Aggregate Mapping#

Example#

mappings:
  cube_weather:
    kind: aggregate
    input: weather_details
    dimensions:
      - country
      - EXTRACT(YEAR FROM ts) AS year
      - EXTRACT(MONTH FROM ts) AS month
    aggregations:
      avg_temp: "AVG(temperature)"
      min_temp: "MIN(temperature)"
      max_temp: "MAX(temperature)"

Fields#

  • kind (mandatory) (type: string): aggregate

  • broadcast (optional) (type: boolean) (default: false): Hint for broadcasting the result of this mapping for map-side joins.

  • cache (optional) (type: string) (default: NONE): Cache mode for the results of this mapping. Supported values are

    • NONE - Disables caching of teh results of this mapping

    • DISK_ONLY - Caches the results on disk

    • MEMORY_ONLY - Caches the results in memory. If not enough memory is available, records will be uncached.

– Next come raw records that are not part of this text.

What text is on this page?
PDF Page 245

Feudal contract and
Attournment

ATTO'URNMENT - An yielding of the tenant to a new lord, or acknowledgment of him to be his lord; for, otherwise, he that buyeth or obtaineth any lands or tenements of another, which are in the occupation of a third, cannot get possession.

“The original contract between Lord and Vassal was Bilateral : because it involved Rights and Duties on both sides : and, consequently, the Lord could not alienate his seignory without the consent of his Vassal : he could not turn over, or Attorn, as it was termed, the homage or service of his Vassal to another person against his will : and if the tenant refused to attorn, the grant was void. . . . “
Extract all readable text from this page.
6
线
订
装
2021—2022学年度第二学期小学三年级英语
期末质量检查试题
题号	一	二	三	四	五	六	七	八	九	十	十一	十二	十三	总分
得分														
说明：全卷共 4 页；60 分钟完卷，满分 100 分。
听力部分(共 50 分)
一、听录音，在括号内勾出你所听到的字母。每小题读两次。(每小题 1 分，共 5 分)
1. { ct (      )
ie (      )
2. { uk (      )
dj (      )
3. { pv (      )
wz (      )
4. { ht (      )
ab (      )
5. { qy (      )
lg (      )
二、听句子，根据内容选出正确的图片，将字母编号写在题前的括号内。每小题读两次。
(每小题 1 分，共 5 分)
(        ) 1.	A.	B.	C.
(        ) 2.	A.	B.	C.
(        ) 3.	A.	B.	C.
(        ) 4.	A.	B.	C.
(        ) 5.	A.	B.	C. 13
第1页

    • MEMORY_ONLY_SER - Caches the results in memory in a serialized format. If not enough memory is available, records will be uncached.

    • MEMORY_AND_DISK - Caches the results first in memory and then spills to disk.

    • MEMORY_AND_DISK_SER - Caches the results first in memory in a serialized format and then spills to disk.

  • input (mandatory) (type: string): Specifies the name of the input mapping to be aggregated

  • dimensions (mandatory) (type: list:string): Specifies the list of dimensions to aggregate on. Since Flowman 0.18.1 you can also specify valid SQL expressions as dimensions.

  • aggregations (mandatory) (type: map:string): Specifies the list of aggregations to perform. Each aggregation has a name (the key in the map) and an aggregation expression. The name corresponds to the outgoing column name.

  • filter (optional) (type: string) (default: empty): An optional SQL filter expression that is applied after aggregation, which corresponds to a HAVING filter in classical SQL.

Outputs#

  • main - the only output of the aggregate mapping

Description#

Essentially the aggregate mapping performs a SQL SELECT ... GROUP BY ... operations. The example above would be equivalent to the following SQL statement:

SELECT
    country,
    EXTRACT(YEAR FROM ts) AS year,
    EXTRACT(MONTH FROM ts) AS month,
    AVG(temperature) AS avg_temp,
    MIN(temperature) AS min_temp,
    MAX(temperature) AS max_temp
FROM weather_details
GROUP BY country, EXTRACT(YEAR FROM ts), EXTRACT(MONTH FROM ts)